Alla Santissima Congregazione, tramite Sua Santità Papa Leone,Esprimemo profonda inquietudine per l’iniziativa recentemente intrapresa dal Vescovo di Ventimiglia e Sanremo, Monsignor Antonio Suetta, consistente nel far suonare quotidianamente una campana alle ore venti in commemorazione dei bambini non nati a seguito di interruzioni di gravidanza.
Sebbene animata da nobili intenzioni di sensibilizzazione e riflessione, questa azione solleva complesse questioni etiche, sociali e giuridiche che meritano un’attenta disamina.
La gravità del tema affrontato – l’interruzione volontaria di gravidanza – richiede un approccio improntato alla compassione, all’ascolto e alla comprensione delle motivazioni che portano a tali scelte.

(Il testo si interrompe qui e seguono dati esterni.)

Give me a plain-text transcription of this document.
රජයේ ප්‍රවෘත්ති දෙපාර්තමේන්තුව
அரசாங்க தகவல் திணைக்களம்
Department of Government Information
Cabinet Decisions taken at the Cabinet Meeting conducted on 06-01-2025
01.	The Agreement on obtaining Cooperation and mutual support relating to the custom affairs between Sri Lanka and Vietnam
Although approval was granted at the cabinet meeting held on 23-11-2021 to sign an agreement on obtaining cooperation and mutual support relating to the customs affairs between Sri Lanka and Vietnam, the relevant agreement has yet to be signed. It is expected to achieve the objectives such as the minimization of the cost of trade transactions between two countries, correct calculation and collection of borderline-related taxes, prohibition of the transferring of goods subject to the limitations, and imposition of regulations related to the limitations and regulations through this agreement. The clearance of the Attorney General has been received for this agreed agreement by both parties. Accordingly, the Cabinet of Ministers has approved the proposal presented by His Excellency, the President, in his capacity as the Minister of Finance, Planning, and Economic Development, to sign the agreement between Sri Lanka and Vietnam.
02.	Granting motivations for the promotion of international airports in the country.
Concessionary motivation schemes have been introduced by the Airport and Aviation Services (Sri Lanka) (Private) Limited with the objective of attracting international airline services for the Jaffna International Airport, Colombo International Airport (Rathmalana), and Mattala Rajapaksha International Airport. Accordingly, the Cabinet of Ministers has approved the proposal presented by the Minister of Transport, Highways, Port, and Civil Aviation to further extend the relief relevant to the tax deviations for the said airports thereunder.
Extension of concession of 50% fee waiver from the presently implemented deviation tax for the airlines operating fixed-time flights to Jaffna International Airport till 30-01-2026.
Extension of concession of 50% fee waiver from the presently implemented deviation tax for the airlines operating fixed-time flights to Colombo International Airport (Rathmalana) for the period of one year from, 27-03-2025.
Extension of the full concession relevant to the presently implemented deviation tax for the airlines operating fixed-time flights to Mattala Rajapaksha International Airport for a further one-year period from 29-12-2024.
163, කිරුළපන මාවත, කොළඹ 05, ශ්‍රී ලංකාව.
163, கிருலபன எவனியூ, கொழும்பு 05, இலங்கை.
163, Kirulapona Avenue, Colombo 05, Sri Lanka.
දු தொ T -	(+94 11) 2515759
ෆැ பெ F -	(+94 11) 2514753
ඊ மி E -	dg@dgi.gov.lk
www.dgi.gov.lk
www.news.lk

Ridurre la questione a un semplice richiamo campanile rischia di semplificare eccessivamente una realtà spesso segnata da sofferenze profonde, scelte complesse e circostanze delicate.
In un’epoca caratterizzata da pluralismo ideologico e da un ordinamento giuridico laico, è fondamentale che le azioni delle istituzioni religiose non si traducano in giudizi pubblici, né tanto meno in forme di stigmatizzazione nei confronti delle donne.
Il diritto all’autodeterminazione, sancito dalla legge e tutelato dalla Costituzione, deve essere rispettato e riconosciuto, accompagnato da un sostegno adeguato alle donne che si trovano ad affrontare scelte difficili.
Il ruolo delle istituzioni religiose non dovrebbe essere quello di erigere barriere emotive e morali, ma di offrire un accompagnamento spirituale e psicologico, di promuovere il dialogo e la comprensione reciproca.
È compito delle istituzioni civili garantire il rispetto dei diritti e la protezione della dignità di ogni individuo, senza pregiudizi o discriminazioni.
L’iniziativa in questione, pur nella sua apparente innocuità, rischia di riaprire ferite emotive, di alimentare tensioni sociali e di contribuire a perpetuare disuguaglianze di genere.
Le donne, già spesso oggetto di giudizi e stereotipi, si sentono ancora più vulnerabili e isolate di fronte a un’azione percepita come un atto di pubblica accusa.
Confidiamo, pertanto, che Sua Santità possa valutare con attenzione questa questione, incoraggiando un approccio più inclusivo, rispettoso e orientato all’ascolto, in linea con i principi evangelici di misericordia e comprensione.
Auspichiamo un dialogo costruttivo tra istituzioni religiose e civili, volto a promuovere una cultura della solidarietà, della responsabilità e del rispetto dei diritti fondamentali di ogni persona, in particolare delle donne, senza alcuna forma di giudizio o stigmatizzazione.
È essenziale che la Chiesa, custode di valori spirituali, si ponga come punto di riferimento per l’accoglienza, il supporto e la costruzione di un futuro più giusto e inclusivo per tutti.